In the centre ot that cross bar I added a 10x10cm and 1cm thick steel plate and drilled a 8mm hole through the metal and the cross bar.
For the turning mechanism I used a simple bike rim with one side of the axle going through the cross bar and steel plate.
Being a steel rim it was easy to weld a proper mount for cams on it and it was stable enough to turn without dropping on the cameras side - but adding a counterweight on the opposite side is better.
I turned the rim by hand and had simple marks on it or every 20° to line up with the cross bar, the trigger was activated using a remote control.
Whole setup took about 3 hours to built and worked fine with 2 cameras attached to it.
If I would biuld it again I would use one cam on each side instead both on the same to make sure the weight is distributed more evenly.

Of course it is just a suggestion and you should decide on the frame/plate dimensions depending on the rim and object size you intent to use.
wavegm (author)  3D_Laserfreak1 year ago
Thanks for the detailed reply,
any drawings/pics would help for sure to understand ...

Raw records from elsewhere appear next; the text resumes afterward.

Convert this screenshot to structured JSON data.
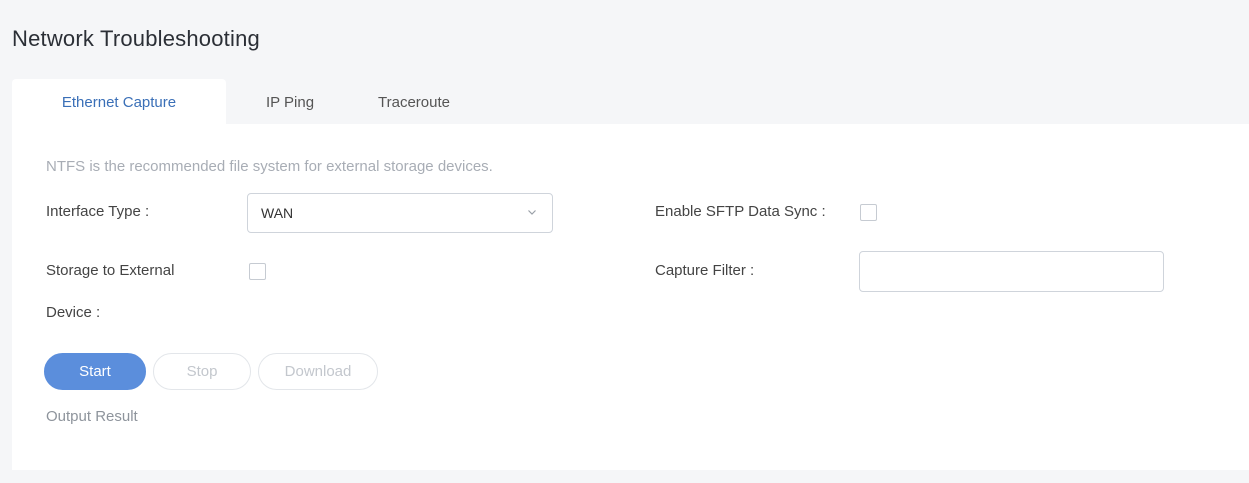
{
  "page": {
    "title": "Network Troubleshooting"
  },
  "tabs": [
    {
      "label": "Ethernet Capture",
      "active": true
    },
    {
      "label": "IP Ping",
      "active": false
    },
    {
      "label": "Traceroute",
      "active": false
    }
  ],
  "form": {
    "hint": "NTFS is the recommended file system for external storage devices.",
    "interface_type": {
      "label": "Interface Type :",
      "value": "WAN",
      "icon": "chevron-down-icon"
    },
    "storage_external": {
      "label_line1": "Storage to External",
      "label_line2": "Device :",
      "checked": false
    },
    "sftp_sync": {
      "label": "Enable SFTP Data Sync :",
      "checked": false
    },
    "capture_filter": {
      "label": "Capture Filter :",
      "value": "",
      "placeholder": ""
    }
  },
  "buttons": {
    "start": "Start",
    "stop": "Stop",
    "download": "Download"
  },
  "output": {
    "label": "Output Result"
  },
  "colors": {
    "accent": "#5b8edc",
    "active_tab_text": "#3a6fb7",
    "background": "#f5f6f8"
  }
}
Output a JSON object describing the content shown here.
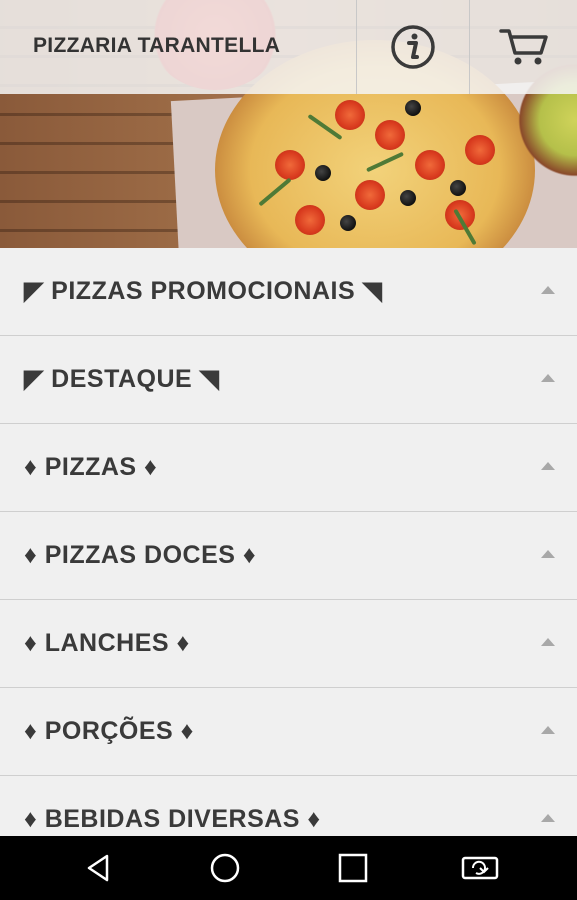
{
  "app": {
    "title": "PIZZARIA TARANTELLA"
  },
  "header_icons": {
    "info": "info-icon",
    "cart": "cart-icon"
  },
  "categories": [
    {
      "label": "◤ PIZZAS PROMOCIONAIS ◥"
    },
    {
      "label": "◤ DESTAQUE ◥"
    },
    {
      "label": "♦ PIZZAS ♦"
    },
    {
      "label": "♦ PIZZAS DOCES ♦"
    },
    {
      "label": "♦ LANCHES ♦"
    },
    {
      "label": "♦ PORÇÕES ♦"
    },
    {
      "label": "♦ BEBIDAS DIVERSAS ♦"
    }
  ],
  "nav": {
    "back": "back-icon",
    "home": "home-icon",
    "recents": "recents-icon",
    "rotate": "rotate-icon"
  },
  "colors": {
    "list_background": "#f0f0f0",
    "text": "#3a3a3a",
    "nav_bar": "#000000"
  }
}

What cameras do you use ? I searched a lot for remote controlled cameras in a reasonable price and found nothing

I even thought of building an android app for that...

jrd2101 year ago
Great idea, but a more detailed parts list would be helpful to those of us living a long way from stores and are you saying MicroRax is the only way to go--still need parts list please.
wavegm (author)  jrd2101 year ago
have a look at the pictures -
I think that you can make it much cheaper then the microrax - wooden platform or any other bars will work.

Improvise !
sarveshk1 year ago

I have also tried similar thing. I added different pattern for background. But that did not worked as expected. For me, 123D catch gave better results when I used abstract backgrounds. I have also read somewhere about a user's experience, which was similar to mine.

However your project came out pretty well! Now I'm gonna try with your setup!

Thank you for the great project!
wavegm (author)  sarveshk1 year ago
I am glad you liked it - please share whenever you have anything new I would like to see!

if ou have any questions - feel free.

Nice. I would rather make the object turn other than the camera.
Good job. I love your idea

If you rotated the object, the lighting would change relative to the object and the shadows would move ruining the 3D.
wavegm (author)  leo_p1 year ago
you are right - I even had the re-approved by Autodesk in the 123D facebook page
Because of the way 123D Catch works, you usually get better results by moving the camera.
Jayefuu ___1 year ago
+1, the results are terrible if you turn the object not the camera.
That's one wobbly camera arm! If you could stabilize it better, you would create your images much faster. How long currently does it take to do a full "scan?"
wavegm (author)  captain Jack1 year ago
The arm is quite flexible that I know - any change into it will probobly result increase in the weight, That will make the rotation servo work harder.

I let it rest for 1 sec and it is enough.
the complete scan takes less then 2 minutes.